Thunder, All The Right Noises. Album Review.

Liverpool Sound and Vision Rating 9/10

Making All The Right Noises means nothing if you cannot deliver upon your actions. You can create a sound that stimulates your own imagination, but if you dare not bring it to the people, then like the untethered thought, it will just fly off into the ether, disappearing quicker than a ripple of polite applause at a talent contest that nobody wanted to attend.

There can be no doubt of the impact that British group Thunder have had on their fans and the interested onlooker in their 30 plus year career, not only a mainstay of the rock genre, but a band that knew they could not stay apart, and that All The Right Noises would always appreciated and fully acted upon when they were in each other’s company.

Arguably there has never been a time when Thunder did not sound fresh, the pleasure of the music infecting joy into the mind of the listener, the live performances finding nothing but wide smiles and a pumped upbeat heart that formed glistening sweat on the crowd in front of them. That sense of continuality and musical expression continues unabated and persistently with care and attention in the band’s latest release, All The Right Noises.
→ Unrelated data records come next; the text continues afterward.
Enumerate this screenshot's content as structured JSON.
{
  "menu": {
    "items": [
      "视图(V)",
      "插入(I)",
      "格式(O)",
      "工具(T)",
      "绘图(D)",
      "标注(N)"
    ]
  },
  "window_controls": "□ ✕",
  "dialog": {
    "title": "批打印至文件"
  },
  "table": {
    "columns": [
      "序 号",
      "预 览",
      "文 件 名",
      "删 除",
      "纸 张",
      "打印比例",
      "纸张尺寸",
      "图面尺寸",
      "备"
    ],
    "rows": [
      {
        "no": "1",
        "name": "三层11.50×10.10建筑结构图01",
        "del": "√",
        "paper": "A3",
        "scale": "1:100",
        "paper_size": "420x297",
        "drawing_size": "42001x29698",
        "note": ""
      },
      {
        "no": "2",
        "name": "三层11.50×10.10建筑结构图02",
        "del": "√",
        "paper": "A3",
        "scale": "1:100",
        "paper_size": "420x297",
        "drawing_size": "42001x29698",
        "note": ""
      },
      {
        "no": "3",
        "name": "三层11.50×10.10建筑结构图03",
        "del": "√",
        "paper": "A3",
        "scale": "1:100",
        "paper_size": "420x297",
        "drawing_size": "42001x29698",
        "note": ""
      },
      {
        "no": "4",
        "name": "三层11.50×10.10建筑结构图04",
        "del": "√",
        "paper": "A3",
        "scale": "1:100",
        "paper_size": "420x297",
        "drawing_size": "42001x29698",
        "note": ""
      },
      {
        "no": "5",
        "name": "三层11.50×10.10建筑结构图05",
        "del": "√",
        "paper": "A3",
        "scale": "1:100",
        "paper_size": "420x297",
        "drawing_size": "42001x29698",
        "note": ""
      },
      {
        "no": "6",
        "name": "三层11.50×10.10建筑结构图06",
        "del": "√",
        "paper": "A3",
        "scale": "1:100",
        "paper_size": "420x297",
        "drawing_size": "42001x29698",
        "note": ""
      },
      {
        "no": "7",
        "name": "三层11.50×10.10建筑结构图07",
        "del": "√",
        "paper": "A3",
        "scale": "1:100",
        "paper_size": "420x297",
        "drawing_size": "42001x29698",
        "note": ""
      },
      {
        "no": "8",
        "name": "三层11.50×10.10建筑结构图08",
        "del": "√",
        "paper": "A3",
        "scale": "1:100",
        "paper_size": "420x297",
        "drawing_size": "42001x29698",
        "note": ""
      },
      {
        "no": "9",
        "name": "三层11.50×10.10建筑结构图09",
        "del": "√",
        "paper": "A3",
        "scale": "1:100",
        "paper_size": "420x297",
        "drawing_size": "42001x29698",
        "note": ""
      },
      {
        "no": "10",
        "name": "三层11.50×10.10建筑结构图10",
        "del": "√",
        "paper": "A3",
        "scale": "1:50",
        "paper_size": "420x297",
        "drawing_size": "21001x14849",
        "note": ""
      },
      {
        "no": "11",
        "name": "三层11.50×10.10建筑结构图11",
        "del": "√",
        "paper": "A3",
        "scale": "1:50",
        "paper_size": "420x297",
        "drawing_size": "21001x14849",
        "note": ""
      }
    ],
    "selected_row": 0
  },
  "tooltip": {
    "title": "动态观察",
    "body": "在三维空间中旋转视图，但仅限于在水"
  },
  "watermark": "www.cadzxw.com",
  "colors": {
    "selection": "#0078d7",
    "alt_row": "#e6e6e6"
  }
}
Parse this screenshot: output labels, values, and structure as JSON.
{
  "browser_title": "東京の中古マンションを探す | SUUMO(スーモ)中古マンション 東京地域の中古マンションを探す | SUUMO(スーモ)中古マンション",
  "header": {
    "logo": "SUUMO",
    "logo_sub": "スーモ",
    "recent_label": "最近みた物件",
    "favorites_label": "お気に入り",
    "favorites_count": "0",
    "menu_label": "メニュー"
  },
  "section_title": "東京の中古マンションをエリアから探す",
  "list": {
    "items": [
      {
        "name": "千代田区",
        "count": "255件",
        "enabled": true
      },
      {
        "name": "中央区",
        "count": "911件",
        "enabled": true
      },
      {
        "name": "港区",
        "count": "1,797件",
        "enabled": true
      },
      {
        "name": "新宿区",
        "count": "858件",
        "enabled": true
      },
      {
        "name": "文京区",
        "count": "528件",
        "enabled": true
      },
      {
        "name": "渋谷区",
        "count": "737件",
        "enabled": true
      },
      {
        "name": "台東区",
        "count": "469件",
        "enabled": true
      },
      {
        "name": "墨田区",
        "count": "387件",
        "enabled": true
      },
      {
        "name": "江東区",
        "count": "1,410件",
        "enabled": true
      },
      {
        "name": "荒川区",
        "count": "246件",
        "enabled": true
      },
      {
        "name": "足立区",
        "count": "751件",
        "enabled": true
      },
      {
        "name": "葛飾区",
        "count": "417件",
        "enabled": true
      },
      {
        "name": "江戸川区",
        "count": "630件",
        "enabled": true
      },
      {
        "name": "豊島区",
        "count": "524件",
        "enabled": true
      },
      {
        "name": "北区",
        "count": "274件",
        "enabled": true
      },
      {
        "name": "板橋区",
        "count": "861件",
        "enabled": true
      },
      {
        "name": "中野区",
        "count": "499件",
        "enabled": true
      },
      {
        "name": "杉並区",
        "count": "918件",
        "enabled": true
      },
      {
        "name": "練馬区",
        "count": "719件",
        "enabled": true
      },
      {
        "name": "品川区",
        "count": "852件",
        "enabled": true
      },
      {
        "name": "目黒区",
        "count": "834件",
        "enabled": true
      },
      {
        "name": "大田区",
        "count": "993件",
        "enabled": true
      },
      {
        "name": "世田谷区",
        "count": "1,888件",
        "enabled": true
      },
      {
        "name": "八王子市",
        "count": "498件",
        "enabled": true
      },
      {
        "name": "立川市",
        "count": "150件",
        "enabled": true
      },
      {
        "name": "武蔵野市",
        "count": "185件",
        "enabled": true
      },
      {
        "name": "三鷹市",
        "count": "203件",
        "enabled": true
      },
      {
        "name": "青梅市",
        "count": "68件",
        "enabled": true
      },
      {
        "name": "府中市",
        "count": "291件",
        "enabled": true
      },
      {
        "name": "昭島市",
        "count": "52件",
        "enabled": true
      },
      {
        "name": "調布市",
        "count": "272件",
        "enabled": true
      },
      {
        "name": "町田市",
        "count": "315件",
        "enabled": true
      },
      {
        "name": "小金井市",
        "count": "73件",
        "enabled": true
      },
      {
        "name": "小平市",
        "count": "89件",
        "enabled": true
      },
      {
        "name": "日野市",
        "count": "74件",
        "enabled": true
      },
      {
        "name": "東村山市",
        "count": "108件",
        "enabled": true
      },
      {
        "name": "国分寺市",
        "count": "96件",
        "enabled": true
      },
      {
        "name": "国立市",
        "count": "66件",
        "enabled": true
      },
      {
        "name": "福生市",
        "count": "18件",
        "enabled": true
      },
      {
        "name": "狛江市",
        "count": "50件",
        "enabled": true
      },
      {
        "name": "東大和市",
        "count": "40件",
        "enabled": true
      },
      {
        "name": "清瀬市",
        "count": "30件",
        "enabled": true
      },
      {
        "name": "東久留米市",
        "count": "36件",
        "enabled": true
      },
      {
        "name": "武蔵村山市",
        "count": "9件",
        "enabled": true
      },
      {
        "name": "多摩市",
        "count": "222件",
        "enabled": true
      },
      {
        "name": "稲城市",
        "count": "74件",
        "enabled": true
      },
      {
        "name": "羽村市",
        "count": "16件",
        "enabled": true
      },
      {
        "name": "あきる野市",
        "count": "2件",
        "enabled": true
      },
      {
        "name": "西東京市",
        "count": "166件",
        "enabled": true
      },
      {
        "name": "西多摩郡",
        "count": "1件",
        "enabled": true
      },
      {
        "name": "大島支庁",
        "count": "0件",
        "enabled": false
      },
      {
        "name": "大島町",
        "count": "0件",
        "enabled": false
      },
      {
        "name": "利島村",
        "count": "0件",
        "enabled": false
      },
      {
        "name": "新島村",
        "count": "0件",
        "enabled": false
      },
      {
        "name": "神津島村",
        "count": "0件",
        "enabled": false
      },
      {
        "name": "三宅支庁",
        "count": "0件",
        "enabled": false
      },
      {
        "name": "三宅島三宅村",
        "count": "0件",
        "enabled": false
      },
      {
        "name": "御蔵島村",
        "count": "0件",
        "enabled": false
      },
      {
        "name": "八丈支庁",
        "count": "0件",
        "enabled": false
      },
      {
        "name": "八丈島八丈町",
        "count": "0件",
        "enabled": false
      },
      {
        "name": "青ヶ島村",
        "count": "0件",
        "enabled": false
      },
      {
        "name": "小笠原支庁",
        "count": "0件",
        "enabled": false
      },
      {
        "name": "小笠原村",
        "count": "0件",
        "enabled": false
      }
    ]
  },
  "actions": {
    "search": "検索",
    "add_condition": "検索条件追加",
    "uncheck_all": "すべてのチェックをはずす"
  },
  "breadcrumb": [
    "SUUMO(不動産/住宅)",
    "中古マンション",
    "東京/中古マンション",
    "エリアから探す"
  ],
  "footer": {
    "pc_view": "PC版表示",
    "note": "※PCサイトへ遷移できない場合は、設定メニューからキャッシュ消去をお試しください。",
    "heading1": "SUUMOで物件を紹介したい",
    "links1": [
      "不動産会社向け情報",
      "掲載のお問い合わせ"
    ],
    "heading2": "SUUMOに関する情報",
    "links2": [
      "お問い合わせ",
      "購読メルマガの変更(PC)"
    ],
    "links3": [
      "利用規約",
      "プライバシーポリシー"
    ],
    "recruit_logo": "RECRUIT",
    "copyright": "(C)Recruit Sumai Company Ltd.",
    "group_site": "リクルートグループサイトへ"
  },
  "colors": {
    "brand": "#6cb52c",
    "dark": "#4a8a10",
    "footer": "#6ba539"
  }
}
For Ben Matthews, Chris Childs, Danny Bowes, Luke Morley and Harry James, the album is not just about sound, fury, and the beautiful progression of songs such as the opening salvo of Last One Out Turn Out The Lights, Destruction and the phenomenal The Smoking Gun, the truth behind the track Don’t Forget To Live Before You Die, St. George’s Day and the homely nod to Rock’s past in She’s A Millionairess, it is about keeping the genre honest in a time when it would be all too easy, as others have encountered, to allow standards to slip, to allow the sense of the comfortable to all-consuming.

In a period in which nothing can be taken for granted, to feel the heat and the giant spark to which Thunder have always provided, is to know of certainty, to appreciate absolutely that with all the right noises must come the unrelenting charge of constant passion; an emotion that Thunder will surely deliver to all who listen.